Russia arrests French scholar suspected of collecting intelligence

By Lucy Papachristou, Filipp Lebedev and Mark Trevelyan

LONDON (Reuters) -Russia said on Thursday it had detained a Frenchman suspected of gathering information about the Russian military, an incident French President Emmanuel Macron described as part of a campaign of disinformation by Moscow.

The Swiss-based nonprofit Centre for Humanitarian Dialogue (HD) said it was aware of the arrest of Laurent Vinatier, 47, who worked for the group as an adviser on Russia and Eurasia. Macron confirmed the arrest and denied Vinatier worked for the French state.

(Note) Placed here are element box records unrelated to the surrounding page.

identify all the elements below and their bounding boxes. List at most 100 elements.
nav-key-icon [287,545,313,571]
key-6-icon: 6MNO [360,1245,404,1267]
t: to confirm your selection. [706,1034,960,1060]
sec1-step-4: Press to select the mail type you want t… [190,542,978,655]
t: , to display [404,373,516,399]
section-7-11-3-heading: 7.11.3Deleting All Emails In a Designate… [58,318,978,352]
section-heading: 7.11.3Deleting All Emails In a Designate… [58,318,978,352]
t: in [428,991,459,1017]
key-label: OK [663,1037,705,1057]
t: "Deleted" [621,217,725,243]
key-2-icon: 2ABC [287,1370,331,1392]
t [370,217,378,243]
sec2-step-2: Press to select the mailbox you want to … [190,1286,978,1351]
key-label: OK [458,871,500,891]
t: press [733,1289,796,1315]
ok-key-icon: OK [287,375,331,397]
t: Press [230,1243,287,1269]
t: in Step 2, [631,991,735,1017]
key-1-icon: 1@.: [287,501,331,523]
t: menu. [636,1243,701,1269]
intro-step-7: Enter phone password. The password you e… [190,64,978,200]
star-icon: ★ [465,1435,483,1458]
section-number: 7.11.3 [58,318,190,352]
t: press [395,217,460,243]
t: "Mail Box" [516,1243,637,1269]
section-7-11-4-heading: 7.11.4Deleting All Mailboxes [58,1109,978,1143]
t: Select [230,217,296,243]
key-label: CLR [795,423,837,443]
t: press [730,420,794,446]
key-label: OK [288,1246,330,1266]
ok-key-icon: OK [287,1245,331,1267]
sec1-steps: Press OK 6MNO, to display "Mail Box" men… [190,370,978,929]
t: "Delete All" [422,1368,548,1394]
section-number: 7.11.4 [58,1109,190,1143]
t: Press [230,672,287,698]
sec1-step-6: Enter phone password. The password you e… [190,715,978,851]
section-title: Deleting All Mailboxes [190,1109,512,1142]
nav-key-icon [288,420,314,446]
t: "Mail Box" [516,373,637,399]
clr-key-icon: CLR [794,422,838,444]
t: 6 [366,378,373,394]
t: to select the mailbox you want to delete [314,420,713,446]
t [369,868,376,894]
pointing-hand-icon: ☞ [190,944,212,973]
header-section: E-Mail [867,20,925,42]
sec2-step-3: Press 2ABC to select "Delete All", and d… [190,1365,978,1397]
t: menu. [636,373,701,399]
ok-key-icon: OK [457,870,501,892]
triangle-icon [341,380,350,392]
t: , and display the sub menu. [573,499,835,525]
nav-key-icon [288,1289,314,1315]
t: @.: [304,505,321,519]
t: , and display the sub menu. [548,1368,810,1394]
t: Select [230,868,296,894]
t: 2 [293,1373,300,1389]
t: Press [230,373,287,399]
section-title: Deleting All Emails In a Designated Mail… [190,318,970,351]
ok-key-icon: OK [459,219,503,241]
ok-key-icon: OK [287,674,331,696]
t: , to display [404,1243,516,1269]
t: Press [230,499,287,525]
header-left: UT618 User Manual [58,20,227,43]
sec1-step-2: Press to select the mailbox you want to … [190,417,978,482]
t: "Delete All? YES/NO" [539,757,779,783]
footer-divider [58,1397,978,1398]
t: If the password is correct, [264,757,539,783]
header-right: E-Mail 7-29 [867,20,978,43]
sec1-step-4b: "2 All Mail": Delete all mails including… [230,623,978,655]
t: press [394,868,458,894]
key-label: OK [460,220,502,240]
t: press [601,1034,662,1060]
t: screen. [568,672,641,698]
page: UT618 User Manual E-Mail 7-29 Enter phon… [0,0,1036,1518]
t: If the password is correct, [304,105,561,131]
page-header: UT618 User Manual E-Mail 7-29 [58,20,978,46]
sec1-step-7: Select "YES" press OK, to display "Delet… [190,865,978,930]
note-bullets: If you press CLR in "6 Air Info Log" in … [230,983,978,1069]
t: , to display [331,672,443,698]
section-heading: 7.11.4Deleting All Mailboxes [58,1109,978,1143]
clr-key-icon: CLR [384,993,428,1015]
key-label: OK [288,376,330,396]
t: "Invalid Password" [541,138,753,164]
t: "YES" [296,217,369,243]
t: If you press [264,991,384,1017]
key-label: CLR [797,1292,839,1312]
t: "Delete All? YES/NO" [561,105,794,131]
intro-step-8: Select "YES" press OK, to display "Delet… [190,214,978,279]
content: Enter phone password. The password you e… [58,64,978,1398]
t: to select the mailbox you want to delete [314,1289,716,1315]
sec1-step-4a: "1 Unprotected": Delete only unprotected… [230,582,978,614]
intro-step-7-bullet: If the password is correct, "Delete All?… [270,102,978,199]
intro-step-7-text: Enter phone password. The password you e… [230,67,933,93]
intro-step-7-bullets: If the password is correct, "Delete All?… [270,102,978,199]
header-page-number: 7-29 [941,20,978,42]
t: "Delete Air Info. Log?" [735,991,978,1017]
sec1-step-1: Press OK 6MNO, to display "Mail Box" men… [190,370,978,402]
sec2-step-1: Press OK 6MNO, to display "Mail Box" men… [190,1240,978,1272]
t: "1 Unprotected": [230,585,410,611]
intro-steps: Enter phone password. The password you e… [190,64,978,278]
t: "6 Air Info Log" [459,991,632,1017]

Russia's state Investigative Committee said the Frenchman was suspected over a period of several years to have "purposefully collected information in the field of military and military-technical activities of the Russian Federation" which could be used against the security of the state.

Investigators said the man, whom they did not identify by name, would be charged shortly under a Russian law on failing to register as a "foreign agent", which carries a punishment of up to five years in prison.

Describing the incident as an example of Russian propaganda, Macron told French television the man worked for a Swiss NGO founded by former UN Secretary General Kofi Annan, which conducts "diplomacy and discussion work".

"Under no circumstances is it someone who works for France," Macron said.

A representative of HD told Reuters: "We are working to get more details of the circumstances and to secure Laurent's release."

The website of HD says it has operated since 1999 to "help prevent, mitigate and resolve armed conflict through dialogue and mediation" in countries such as Spain, the Philippines and Libya.

Vinatier's LinkedIn page says he has been an adviser to the Eurasia/Russia Programme at HD for 10 years, based in Geneva.

He completed his PhD on the Chechen diaspora and has lectured on international relations and political economy at various European universities. He has authored several books and book chapters on Russia, the Caucasus and Central Asia.

Vinatier continued to spend time in Russia after the start of the full-scale invasion of Ukraine in February 2022. He met with representatives of the Moscow Orthodox Church in April 2022, according to a notice on a Church website.


A short video clip released by the Investigative Committee showed a man in jeans and a black shirt being detained in a central Moscow restaurant by security officials with masks over their faces. He was escorted into a van and led into a building. The suspect's face was blurred out.

Westerners arrested in Russia since the start of the Ukraine war have found themselves caught up in the crisis in relations between Moscow and the West.

Last year, U.S. reporter Evan Gershkovich was arrested on suspicion of trying to obtain military secrets and charged with espionage, which carries a sentence of up to 20 years. Another American, Paul Whelan, was convicted in 2020 and is serving a 16-year sentence for spying. The United States has designated both as "wrongfully detained" and is seeking their release.

Gordon Black, a U.S. soldier, was detained on May 2 by police in the far eastern city of Vladivostok and went on trial on Thursday on suspicion of stealing from his Russian girlfriend and threatening to kill her.

Russian-American journalist Alsu Kurmasheva was arrested last October and is awaiting trial on charges including failing to register as a "foreign agent" - a designation Russia applies to people and organisations it deems to be using foreign funding to conduct political activity, and which it has used extensively to clamp down on dissent.